Libéralisme classique et religion

A l'origine par Edmond Opitz dans le numéro de novembre 1985 de The Freeman.

imageLe libéralisme classique a créé une vision révolutionnaire de l’État politique, de sa nature et de ses fonctions. On peut mieux comprendre ce changement radical de la pensée politique en comparant l’état laïc du libéralisme avec son opposé polaire que l’on trouve dans le monde antique.

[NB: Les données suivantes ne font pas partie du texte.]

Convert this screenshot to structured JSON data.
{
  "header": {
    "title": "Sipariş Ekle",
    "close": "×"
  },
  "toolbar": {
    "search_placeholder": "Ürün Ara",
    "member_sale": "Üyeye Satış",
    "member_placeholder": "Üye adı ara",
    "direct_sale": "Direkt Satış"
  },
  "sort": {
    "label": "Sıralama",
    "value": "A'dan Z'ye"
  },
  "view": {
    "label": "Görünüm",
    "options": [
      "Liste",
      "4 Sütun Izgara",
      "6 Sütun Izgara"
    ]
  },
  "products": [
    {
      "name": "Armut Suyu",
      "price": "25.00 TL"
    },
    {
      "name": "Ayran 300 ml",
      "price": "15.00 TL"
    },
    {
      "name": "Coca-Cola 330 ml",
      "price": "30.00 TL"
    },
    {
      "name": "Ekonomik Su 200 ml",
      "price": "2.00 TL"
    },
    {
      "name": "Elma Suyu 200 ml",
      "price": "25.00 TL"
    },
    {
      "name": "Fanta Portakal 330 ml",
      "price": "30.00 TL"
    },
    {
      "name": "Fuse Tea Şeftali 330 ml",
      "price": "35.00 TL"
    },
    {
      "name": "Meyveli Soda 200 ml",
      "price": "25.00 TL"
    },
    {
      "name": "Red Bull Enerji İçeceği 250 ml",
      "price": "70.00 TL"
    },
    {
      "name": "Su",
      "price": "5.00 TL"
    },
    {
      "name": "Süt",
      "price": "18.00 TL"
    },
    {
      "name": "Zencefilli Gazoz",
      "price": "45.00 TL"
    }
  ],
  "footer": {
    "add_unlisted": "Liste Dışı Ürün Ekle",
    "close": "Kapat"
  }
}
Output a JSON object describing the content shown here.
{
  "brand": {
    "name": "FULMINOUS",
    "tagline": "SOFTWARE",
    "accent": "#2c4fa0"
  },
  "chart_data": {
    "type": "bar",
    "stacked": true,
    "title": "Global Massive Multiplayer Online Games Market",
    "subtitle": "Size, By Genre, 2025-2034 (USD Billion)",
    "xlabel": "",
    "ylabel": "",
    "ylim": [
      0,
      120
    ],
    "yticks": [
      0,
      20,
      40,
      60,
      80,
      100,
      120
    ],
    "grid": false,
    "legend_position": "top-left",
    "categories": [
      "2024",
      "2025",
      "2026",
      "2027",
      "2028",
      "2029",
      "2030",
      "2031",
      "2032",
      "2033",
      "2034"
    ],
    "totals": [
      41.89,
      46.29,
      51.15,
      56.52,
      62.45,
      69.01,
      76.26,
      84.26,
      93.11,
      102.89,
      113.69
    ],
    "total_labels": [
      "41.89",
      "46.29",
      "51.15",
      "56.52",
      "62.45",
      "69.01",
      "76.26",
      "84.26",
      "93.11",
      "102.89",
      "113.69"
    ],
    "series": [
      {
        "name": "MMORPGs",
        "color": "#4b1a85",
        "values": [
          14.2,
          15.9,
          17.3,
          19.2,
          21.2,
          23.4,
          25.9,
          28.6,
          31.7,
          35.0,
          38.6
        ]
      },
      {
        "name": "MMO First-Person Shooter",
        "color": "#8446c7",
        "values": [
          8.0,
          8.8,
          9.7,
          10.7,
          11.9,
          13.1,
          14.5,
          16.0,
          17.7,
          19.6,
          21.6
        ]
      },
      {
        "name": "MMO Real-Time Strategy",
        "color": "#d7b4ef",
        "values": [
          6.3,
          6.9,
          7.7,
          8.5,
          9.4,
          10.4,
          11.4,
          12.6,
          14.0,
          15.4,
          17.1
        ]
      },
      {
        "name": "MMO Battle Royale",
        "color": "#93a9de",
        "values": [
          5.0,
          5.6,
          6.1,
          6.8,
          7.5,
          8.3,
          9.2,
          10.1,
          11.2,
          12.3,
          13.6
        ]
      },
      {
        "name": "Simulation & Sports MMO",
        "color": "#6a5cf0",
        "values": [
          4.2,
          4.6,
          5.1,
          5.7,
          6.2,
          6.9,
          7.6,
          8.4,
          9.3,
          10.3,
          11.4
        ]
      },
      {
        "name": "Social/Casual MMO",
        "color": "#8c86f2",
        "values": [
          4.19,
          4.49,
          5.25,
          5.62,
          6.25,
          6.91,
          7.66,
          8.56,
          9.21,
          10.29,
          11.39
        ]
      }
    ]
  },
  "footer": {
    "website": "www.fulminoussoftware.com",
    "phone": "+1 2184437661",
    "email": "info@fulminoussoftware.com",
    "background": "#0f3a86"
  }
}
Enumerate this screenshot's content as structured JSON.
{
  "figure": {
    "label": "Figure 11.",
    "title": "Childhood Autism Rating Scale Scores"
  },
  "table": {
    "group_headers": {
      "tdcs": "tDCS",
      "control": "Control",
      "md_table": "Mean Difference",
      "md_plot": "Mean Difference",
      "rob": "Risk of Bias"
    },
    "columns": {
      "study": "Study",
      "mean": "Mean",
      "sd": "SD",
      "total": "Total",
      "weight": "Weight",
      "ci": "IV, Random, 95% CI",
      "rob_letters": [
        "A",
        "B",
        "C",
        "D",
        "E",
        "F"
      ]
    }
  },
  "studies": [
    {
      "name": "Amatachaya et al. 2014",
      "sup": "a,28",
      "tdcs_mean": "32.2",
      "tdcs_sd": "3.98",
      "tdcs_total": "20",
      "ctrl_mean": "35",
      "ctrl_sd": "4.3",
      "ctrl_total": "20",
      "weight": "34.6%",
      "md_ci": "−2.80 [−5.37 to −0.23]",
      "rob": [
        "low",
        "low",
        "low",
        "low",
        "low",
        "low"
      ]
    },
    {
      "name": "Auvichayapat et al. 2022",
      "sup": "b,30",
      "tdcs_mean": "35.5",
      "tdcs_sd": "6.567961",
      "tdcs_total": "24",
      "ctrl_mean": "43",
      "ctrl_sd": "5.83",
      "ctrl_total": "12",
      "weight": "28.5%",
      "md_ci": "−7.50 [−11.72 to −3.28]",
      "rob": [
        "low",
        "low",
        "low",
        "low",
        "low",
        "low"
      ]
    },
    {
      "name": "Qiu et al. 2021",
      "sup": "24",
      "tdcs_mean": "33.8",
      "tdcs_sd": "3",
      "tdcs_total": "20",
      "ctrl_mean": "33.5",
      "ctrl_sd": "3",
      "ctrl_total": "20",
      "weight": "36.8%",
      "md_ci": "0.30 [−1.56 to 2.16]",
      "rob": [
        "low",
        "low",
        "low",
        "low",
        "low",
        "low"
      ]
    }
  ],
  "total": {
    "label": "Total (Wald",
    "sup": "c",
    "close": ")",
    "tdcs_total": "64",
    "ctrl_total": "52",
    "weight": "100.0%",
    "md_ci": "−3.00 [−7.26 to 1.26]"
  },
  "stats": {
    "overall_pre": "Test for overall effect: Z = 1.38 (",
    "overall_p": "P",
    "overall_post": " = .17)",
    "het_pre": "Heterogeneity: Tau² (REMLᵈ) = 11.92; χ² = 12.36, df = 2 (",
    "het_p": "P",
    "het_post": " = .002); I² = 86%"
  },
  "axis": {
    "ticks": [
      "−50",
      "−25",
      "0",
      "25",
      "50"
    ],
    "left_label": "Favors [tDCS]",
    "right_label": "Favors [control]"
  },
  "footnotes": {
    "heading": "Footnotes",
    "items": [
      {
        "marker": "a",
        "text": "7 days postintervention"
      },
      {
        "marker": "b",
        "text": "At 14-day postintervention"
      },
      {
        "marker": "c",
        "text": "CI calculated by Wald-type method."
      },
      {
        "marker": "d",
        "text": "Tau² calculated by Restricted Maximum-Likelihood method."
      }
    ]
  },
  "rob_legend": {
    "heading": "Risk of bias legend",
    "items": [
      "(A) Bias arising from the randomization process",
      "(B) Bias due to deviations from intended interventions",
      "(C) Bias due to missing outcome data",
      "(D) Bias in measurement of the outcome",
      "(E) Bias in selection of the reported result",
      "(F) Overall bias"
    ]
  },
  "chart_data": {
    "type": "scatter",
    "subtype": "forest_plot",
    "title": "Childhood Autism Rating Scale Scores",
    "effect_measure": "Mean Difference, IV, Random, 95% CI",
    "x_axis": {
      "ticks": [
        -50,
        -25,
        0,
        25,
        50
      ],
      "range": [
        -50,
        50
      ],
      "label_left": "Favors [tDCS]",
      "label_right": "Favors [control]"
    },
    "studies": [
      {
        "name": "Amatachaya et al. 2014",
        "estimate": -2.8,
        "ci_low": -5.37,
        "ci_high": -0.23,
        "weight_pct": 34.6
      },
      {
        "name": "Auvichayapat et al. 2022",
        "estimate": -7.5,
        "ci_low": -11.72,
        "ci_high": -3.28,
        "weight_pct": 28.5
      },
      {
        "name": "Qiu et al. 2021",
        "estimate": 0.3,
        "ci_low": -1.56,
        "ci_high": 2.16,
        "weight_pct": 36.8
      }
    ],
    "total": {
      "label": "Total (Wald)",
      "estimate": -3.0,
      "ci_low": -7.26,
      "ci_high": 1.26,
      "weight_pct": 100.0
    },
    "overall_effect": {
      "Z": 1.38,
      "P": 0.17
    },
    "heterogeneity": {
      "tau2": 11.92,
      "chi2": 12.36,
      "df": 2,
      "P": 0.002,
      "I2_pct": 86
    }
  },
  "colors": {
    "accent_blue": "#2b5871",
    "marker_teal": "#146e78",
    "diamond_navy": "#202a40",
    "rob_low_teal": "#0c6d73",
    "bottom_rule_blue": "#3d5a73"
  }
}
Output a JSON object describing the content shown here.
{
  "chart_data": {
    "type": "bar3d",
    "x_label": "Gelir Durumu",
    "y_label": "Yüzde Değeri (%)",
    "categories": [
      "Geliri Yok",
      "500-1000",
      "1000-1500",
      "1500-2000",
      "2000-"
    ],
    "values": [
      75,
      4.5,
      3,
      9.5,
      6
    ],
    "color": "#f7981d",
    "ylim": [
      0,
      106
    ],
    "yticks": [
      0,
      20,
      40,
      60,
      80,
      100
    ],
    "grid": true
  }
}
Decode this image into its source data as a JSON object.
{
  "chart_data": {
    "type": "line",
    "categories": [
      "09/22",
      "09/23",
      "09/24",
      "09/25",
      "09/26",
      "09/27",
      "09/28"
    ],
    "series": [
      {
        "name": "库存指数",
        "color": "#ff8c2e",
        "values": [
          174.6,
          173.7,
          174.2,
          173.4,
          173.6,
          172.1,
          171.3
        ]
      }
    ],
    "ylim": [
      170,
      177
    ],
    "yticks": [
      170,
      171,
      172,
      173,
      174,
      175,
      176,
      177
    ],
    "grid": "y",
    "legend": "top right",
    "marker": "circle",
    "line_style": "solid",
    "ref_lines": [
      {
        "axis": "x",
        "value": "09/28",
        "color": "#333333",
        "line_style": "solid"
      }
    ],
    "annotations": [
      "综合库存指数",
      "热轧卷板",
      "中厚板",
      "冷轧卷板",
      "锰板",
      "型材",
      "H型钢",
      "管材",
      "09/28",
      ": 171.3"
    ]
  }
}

La grande autorité sur la cité antique, Fustel de Coulange, nous dit que « l’État était une communauté religieuse, le roi un pontife, le magistrat un prêtre et la loi une formule sacrée ». polis L'Eglise et l'Etat ne faisaient qu'un, Jules César était le Grand Pontife ; le citoyen était lié corps et âme à l'Etat. Quand les obligations civiques et religieuses se combinent et se doivent à la même institution, nous avons ce pouvoir absolu que redoutait lord Acton.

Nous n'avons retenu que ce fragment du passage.